Her sabah daha gözlerimi açmadan elim telefona gidiyor. Sanki dünya ben uyurken dönmeyi bırakmışta yeniden başlatmak için ekrana dokunmam gerekiyormuş gibi. Bildirim sesi çıkmasa bile kontrol ediyorum. Ne oldu? Kim ne yapmış? Ne kaçırdım? Bu durum günümüzde bir çok insanda var ne yazık ki. Telefonlarımızla aramızda sessiz bir bağ var artık. O bizim elimizi bırakmıyor biz de onun ekranına bakmadan bir kahve içemiyoruz. Eskiden göz göze konuşmalar vardı. Şimdi gözler ya ekranın ışığında ya da karşılıklı otururken bile parmaklarımız klavye üzerinde.

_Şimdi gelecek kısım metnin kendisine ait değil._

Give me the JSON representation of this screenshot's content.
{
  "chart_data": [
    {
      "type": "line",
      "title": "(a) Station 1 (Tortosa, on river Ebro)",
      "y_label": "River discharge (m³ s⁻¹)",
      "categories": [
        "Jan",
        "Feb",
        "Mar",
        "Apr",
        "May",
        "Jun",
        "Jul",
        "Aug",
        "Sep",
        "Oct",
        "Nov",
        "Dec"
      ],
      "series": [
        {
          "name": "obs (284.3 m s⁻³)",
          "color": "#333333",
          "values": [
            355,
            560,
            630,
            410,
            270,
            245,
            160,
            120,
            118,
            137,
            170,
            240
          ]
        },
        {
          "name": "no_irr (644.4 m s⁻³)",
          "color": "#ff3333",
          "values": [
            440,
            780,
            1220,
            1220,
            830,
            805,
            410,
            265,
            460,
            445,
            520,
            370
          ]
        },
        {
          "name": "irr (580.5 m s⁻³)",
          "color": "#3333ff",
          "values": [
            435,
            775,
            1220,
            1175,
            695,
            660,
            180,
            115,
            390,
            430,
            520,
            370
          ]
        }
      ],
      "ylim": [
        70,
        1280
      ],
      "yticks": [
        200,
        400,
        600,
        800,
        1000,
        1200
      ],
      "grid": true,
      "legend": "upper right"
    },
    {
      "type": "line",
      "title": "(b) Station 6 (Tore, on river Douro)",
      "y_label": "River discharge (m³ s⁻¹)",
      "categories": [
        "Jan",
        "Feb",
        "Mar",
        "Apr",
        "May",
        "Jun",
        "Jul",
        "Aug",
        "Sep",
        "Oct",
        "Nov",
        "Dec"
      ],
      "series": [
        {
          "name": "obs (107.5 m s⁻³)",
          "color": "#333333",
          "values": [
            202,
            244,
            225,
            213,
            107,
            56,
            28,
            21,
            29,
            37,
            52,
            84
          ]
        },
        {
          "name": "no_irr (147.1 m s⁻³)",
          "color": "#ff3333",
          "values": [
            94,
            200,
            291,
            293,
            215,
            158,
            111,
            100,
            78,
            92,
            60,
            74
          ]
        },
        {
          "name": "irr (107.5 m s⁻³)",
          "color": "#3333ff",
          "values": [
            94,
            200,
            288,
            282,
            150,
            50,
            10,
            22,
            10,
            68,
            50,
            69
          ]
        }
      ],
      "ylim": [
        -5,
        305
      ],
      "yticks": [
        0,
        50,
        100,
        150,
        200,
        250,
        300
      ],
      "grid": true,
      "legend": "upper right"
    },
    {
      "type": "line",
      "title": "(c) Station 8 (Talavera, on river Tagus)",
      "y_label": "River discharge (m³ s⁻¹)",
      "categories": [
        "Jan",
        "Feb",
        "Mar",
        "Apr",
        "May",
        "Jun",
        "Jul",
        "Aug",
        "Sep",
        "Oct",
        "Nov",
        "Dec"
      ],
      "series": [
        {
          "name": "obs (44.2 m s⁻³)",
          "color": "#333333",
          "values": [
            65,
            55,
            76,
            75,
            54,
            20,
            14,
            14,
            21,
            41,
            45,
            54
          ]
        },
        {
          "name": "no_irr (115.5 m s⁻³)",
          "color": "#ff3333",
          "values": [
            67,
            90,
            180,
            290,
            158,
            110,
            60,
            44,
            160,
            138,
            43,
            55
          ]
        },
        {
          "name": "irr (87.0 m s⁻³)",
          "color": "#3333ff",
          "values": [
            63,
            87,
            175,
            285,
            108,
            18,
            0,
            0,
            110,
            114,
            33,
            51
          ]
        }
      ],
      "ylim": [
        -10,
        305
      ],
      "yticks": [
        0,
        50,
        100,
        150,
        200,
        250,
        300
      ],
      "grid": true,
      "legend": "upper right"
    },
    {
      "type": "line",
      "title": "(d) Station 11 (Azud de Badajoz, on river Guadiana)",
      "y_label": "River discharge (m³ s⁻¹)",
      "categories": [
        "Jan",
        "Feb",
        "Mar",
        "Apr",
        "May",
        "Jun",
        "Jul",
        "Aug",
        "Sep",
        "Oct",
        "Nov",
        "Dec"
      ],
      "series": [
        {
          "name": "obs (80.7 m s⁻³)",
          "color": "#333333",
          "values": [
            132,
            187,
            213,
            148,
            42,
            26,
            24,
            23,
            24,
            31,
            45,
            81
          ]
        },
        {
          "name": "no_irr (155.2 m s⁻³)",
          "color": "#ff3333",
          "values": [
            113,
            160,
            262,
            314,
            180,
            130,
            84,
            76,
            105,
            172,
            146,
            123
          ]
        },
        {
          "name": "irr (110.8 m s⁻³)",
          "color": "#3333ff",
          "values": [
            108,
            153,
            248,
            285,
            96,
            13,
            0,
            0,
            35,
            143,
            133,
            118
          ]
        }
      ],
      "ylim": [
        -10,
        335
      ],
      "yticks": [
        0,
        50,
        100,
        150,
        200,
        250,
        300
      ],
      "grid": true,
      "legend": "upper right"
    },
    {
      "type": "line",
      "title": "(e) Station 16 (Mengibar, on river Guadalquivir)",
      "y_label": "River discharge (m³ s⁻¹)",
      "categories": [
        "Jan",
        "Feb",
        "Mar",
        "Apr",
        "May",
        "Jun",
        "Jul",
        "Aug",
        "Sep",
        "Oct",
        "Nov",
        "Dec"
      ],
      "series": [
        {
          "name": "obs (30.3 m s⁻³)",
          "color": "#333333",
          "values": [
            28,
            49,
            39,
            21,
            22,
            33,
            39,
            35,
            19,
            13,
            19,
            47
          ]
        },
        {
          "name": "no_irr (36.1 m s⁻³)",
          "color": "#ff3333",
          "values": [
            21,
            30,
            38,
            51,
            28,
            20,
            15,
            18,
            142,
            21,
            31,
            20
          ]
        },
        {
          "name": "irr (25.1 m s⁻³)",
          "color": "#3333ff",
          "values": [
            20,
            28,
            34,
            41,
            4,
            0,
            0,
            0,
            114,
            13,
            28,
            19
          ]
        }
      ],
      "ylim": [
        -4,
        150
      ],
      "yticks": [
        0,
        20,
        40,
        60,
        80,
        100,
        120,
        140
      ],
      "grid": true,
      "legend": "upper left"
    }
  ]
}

Sessizlik, artık huzurun değil, internet kesintisinin habercisi oldu.
Geçenlerde sevdiklerimle birlikte otururken çevreme dikkatle baktım. Bazılarımız tamamen sessizliğe bürünmüş telefondan başını kaldırmıyor, bazılarımız biri konuşurken telefondan başını kaldırıp karşısındakinin yüzüne bakmıyor. Eskiden bu tür davranışlar saygısızlık olarak algılanırdı ama artık kimse bunu da umursamıyor. Oysa o anın güzelliği, birlikte vakit geçirmenin önemi, sohbet etmek, birlikte kahkahalar atmak… Hepsi arka planda kalmıştı. Gerçek hayat, bir instagram hikayesi gibi izleniyor sadece. Kimse gerçekten orda değil.

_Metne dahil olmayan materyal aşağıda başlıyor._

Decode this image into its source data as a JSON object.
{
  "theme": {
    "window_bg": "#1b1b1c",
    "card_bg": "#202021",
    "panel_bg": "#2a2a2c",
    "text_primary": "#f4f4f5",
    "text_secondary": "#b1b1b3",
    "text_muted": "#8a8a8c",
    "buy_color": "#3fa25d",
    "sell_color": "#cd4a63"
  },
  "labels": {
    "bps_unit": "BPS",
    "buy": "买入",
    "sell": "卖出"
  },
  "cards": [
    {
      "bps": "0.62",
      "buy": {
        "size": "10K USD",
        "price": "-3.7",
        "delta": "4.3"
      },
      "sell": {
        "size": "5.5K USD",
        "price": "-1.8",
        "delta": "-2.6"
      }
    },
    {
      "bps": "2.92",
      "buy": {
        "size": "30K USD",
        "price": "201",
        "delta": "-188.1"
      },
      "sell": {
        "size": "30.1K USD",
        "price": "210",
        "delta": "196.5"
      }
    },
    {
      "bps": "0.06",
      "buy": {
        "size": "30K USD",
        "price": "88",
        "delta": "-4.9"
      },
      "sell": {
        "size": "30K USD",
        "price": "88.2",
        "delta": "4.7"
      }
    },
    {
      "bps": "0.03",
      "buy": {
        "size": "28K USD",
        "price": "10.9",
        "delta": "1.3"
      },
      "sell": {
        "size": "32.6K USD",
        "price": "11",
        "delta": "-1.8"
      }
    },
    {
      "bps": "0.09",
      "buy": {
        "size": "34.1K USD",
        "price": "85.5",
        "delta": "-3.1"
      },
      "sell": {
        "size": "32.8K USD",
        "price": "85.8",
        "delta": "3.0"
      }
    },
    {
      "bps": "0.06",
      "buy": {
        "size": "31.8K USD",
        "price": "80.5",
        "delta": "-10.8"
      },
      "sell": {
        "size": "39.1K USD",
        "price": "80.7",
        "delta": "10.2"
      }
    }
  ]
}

Ben de zaman zaman kendimi sorguluyorum. Bu kadar bilgiye sahipken neden bu kadar yorgunum? Neden her bildirimle içimde hafif bir sıkıntı oluşuyor? Çünkü zihnim dinlenemiyor. Çünkü parmaklarım durmadan kaydırıyor ama ruhum hiçbir şeye dokunamıyor. Telefonlar bizi dünyaya bağlamak için var ama farkında olmadan bizi kendimize yabancılaştırıyor. Sevdiklerimiz yanı başımızda ama biz uzak bir dünyada gezinirken onları kaçırıyoruz. Belki de en çok kendimizi kaçırıyoruz.

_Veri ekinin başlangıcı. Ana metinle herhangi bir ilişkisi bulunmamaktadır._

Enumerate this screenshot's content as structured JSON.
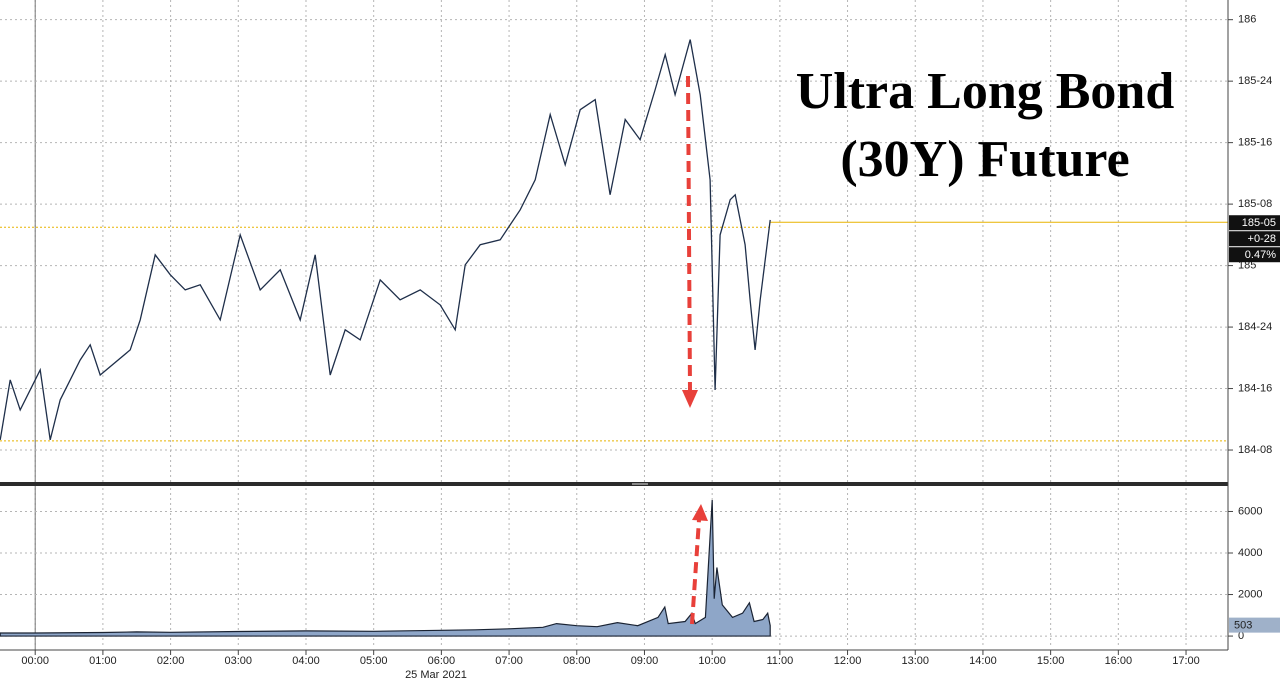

Bugün bir saatliğine telefonumuzu kapatsak ne olur? Sadece bir saat. Dünya gerçekten duracak mı? Yoksa o bir saatte, uzun süredir görmediğiniz bir “biz”le yeniden tanışma fırsatı mı yakalayacağız? Kim bilir… Belki de avuçlarımızdan ekranı bırakınca, gerçek hayata yeniden dokunabiliriz.